La Mairie de Bujumbura a, depuis le 7 octobre 2019, pris la mesure de suspendre toute activité au bord de la RN1 (à l’endroit communément appelé Gare du Nord) pour question de sécurité. Une décision qui a été mal accueillie par les occupants et les commerçants exerçant près de cette route. Une dizaine de jours après la mesure, Burundi Eco a fait un tour à cet endroit pour constater sa mise en œuvre
Nous sommes mardi le 15 octobre 2019. Il est midi sur la RN 1 au niveau de la place appelée communément Gare du Nord. Un endroit habituellement grouillant de monde. Des vendeurs de cartes de recharge sous un parapluie, des vendeurs de chaussures ou de petits kiosques à pain….tout cela semble ne plus exister. Depuis que le maire de la ville a annoncé que les activités au bord de cette route qui mène aux nouveaux bureaux de la présidence sont suspendues la peur et l’inquiétude se mêlent dans les yeux des anciens occupants des abords de cette route.

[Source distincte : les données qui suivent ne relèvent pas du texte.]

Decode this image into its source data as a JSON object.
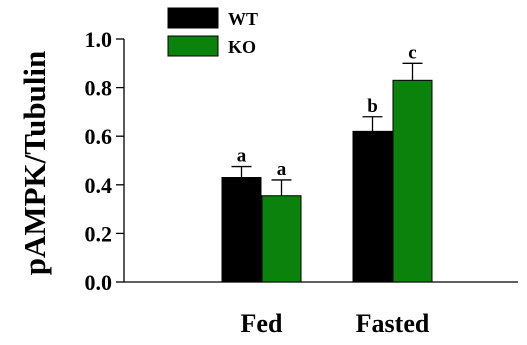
{
  "chart_data": {
    "type": "bar",
    "title": "",
    "xlabel": "",
    "ylabel": "pAMPK/Tubulin",
    "ylim": [
      0,
      1.0
    ],
    "yticks": [
      "0.0",
      "0.2",
      "0.4",
      "0.6",
      "0.8",
      "1.0"
    ],
    "grid": false,
    "legend_position": "top-left",
    "categories": [
      "Fed",
      "Fasted"
    ],
    "series": [
      {
        "name": "WT",
        "color": "#000000",
        "values": [
          0.43,
          0.62
        ],
        "errors": [
          0.045,
          0.06
        ],
        "labels": [
          "a",
          "b"
        ]
      },
      {
        "name": "KO",
        "color": "#0b820b",
        "values": [
          0.355,
          0.83
        ],
        "errors": [
          0.065,
          0.07
        ],
        "labels": [
          "a",
          "c"
        ]
      }
    ]
  }
}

A la 13ème avenue du quartier Mirango I, là où se trouvait un petit marché de fruit
Jean Marie est un vendeur de cartes de recharge et de cartes SIM qui avait son parapluie devant le bar appelé « Kumutwenzi ».Il était là depuis plus de deux ans. Un commerce qui, selon ses dires, lui permet de vivre, mais aussi faire vivre sa petite famille. Depuis la mesure de suspension des activités le long de la RN1, ce trentenaire est devenu un commerçant ambulant ambulant. « La police traque tout individu exerçant le commerce sur cette route. Je ne peux plus exercer mon métier tranquillement. Avec mon capital, je ne peux pas non plus louer un kiosque pour continuer mon travail », confie-t-il avec désolation. A côté de ce bar, un restaurant qui est fonctionnel depuis plus de cinq ans. Là, les clients ont l’habitude de se restaurer à l’extérieur de la maison car « exigu et trop chaud à l’intérieur ». La propriétaire avait même acheté des parapluies et bien aménager la devanture de son restaurant pour le bien de sa clientèle surtout les heures de la mi-journée. A notre arrivée, trois clients étaient assis dehors. « Je suis un habitué d’ici, et j’exerce mon métier de l’autre côté de la route. Je n’ai jamais supporté la chaleur de l’intérieur », indique Patrick Ndayisenga, un mécanicien de la localité. Sur la question de la mesure prise par de la Mairie, Ndayisenga rétorque d’un air souriant qu’il ne compte pas abandonner son emploi pour aller ailleurs qu’à la Gare du Nord. « Cette route est mon gagne-pain. Si je quitte ici je suis foutu et il y a ma famille qui sera aussi victime. D’habitude quand il y a un dignitaire qui veut passer, on nous oblige de quitter la router et de fermer. Cela n’a jamais causé aucun souci », indique-t-il.
Les kiosques installés le long de la RN 1, mission démolition
De la 1ère à la 6ème avenue de la zone Kamenge, les petites maisonnettes qui servaient de point de vente de divers articles ne sont plus. Quelques-unes qui restent ne sont pas opérationnelles. Goreth est une des rares vendeuses de fruits au bord de la route près du pont de la rivière Nyabagere, qui est encore là. « Je n’ai pas le choix que de rester puisque je n’ai pas où aller », nous lance-t-elle furieuse. Selon elle, son commerce n’a jamais entravé le passage des dignitaires et, chaque fois qu’elle rentre, elle laisse toujours la place propre.
A une dizaine de mètres de là, deux jeunes hommes sont en train de démolir un petit kiosque. Ils y vendaient des chaussures et des habits. Ils affirment que leur activité commençait à prospérer. «Ce kiosque était notre seule adresse. Nos clients savaient où nous trouver, mais depuis quelques jours nous n’avons presque personne pour acheter nos produits puisque la police et la commune nous ont interdit d’ouvrir. La seule option qui nous restait c’est de démolir et récupérer quelques matériaux même si on ne voit pas où nous trouver une autre place pour relancer le commerce», fait savoir un d’eux.
A la 13ème avenue, même scénario. Un petit espace qui servait à la fois de petit marché de fruits et de restaurant a été complètement rasé. Un cordonnier trouvé à quelques mètres de là raconte que les propriétaires des étagères n’ont pas eu assez de temps pour déménager en douceur. « J’ai vu quelqu’un probablement de la Mairie qui est venu et leur a intimé l’ordre de tout dégager. Sinon qu’il allait les embarquer », nous dit-il.
Ceux qui exercent leurs activités à la Gare du Nord demandent que la mesure soit révisée ou au moins qu’on leur donne un temps suffisant pour dégager en bonne et due forme. Du côté de la Mairie, Freddy Mbonimpa a indiqué, pendant la réunion que les décisions administratives sont indiscutables.